Le 12 janvier n’est pas une date ordinaire dans l’histoire d’Haïti.
C’est une blessure ouverte dans la mémoire nationale. En quelques secondes, la terre a tremblé et tout un pays s’est effondré. Des quartiers entiers ont disparu, des familles ont été décimées, des vies ont été arrachées sans avertissement.
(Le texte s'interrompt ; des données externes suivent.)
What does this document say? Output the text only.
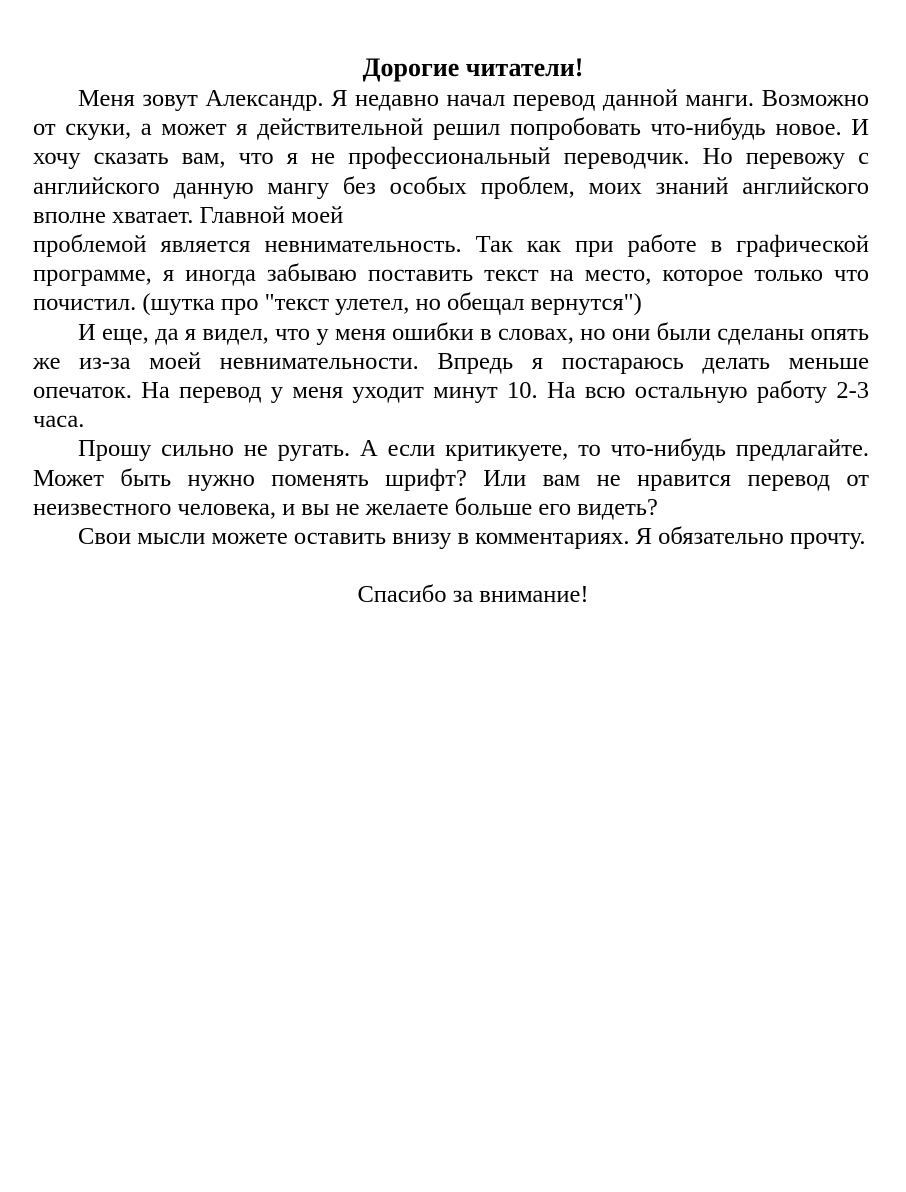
Дорогие читатели!

Меня зовут Александр. Я недавно начал перевод данной манги. Возможно от скуки, а может я действительной решил попробовать что-нибудь новое. И хочу сказать вам, что я не профессиональный переводчик. Но перевожу с английского данную мангу без особых проблем, моих знаний английского вполне хватает. Главной моей

проблемой является невнимательность. Так как при работе в графической программе, я иногда забываю поставить текст на место, которое только что почистил. (шутка про "текст улетел, но обещал вернутся")

И еще, да я видел, что у меня ошибки в словах, но они были сделаны опять же из-за моей невнимательности. Впредь я постараюсь делать меньше опечаток. На перевод у меня уходит минут 10. На всю остальную работу 2-3 часа.

Прошу сильно не ругать. А если критикуете, то что-нибудь предлагайте. Может быть нужно поменять шрифт? Или вам не нравится перевод от неизвестного человека, и вы не желаете больше его видеть?

Свои мысли можете оставить внизу в комментариях. Я обязательно прочту.

Спасибо за внимание!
Plus de 300 000 morts, des centaines de milliers de blessés, plus d’un million de déplacés : Haïti a été brisée en un instant.
Seize ans plus tard, les décombres physiques ont, pour la plupart, été déblayés. Mais les décombres moraux, institutionnels et sociaux, eux, demeurent.


Le Palais national, symbole de l’État et de la continuité républicaine, n’a toujours pas été reconstruit. Son absence au cœur de la capitale n’est pas anodine. Elle rappelle que la reconstruction d’Haïti ne s’est jamais pleinement achevée. Elle symbolise un pays resté suspendu entre promesses non tenues, urgences permanentes et avenir incertain.
Mais aujourd’hui, Haïti ne tremble plus seulement sous la menace des catastrophes naturelles.


Elle vit sous le poids d’une catastrophe humaine et sécuritaire.


Les déplacements de population ne sont plus causés par l’effondrement des maisons, mais par la peur. La peur des balles perdues, des gangs armés, de l’insécurité quotidienne. Des familles abandonnent leurs quartiers, leurs biens, leurs repères, non pas parce que la terre menace de s’ouvrir, mais parce que la violence impose l’exil intérieur. Les chiffres des déplacés atteignent des niveaux alarmants, rappelant douloureusement ceux de l’après-séisme.


Les décombres d’hier ont laissé place aux peurs d’aujourd’hui.
Cette réalité impose une question essentielle, presque inconfortable :
si un autre 12 janvier devait frapper Haïti aujourd’hui, serions-nous prêts ?
Avons-nous renforcé nos infrastructures ?
Nos constructions respectent-elles réellement les normes ?


Nos institutions sont-elles capables de répondre rapidement et efficacement ?
Notre société, déjà fragilisée par l’insécurité, pourrait-elle encaisser un nouveau choc majeur ?
La réponse, honnête, inquiète.


Car un nouveau séisme, dans le contexte actuel, risquerait de provoquer des dégâts encore plus lourds. L’insécurité entraverait les secours. La désorganisation aggraverait les pertes humaines. La vulnérabilité sociale transformerait une catastrophe naturelle en tragédie totale.


Le 12 janvier ne doit donc pas être seulement un jour de tristesse.
Il doit être un jour de lucidité nationale.
Se souvenir, c’est refuser l’oubli.
Se recueillir, c’est honorer les morts.


Mais tirer les leçons, c’est protéger les vivants.
En ce jour de deuil national, pensons aux victimes de 2010, mais aussi à celles d’aujourd’hui. Pensons aux survivants d’hier et aux déplacés d’aujourd’hui. Et surtout, interrogeons-nous collectivement sur le pays que nous construisons — ou que nous laissons se fragiliser.


Haïti ne peut pas se permettre un autre 12 janvier.
Ni sous les secousses de la terre,
ni sous celles de l’insécurité.
La mémoire doit devenir action.
Sinon, les décombres continueront simplement de changer de visage.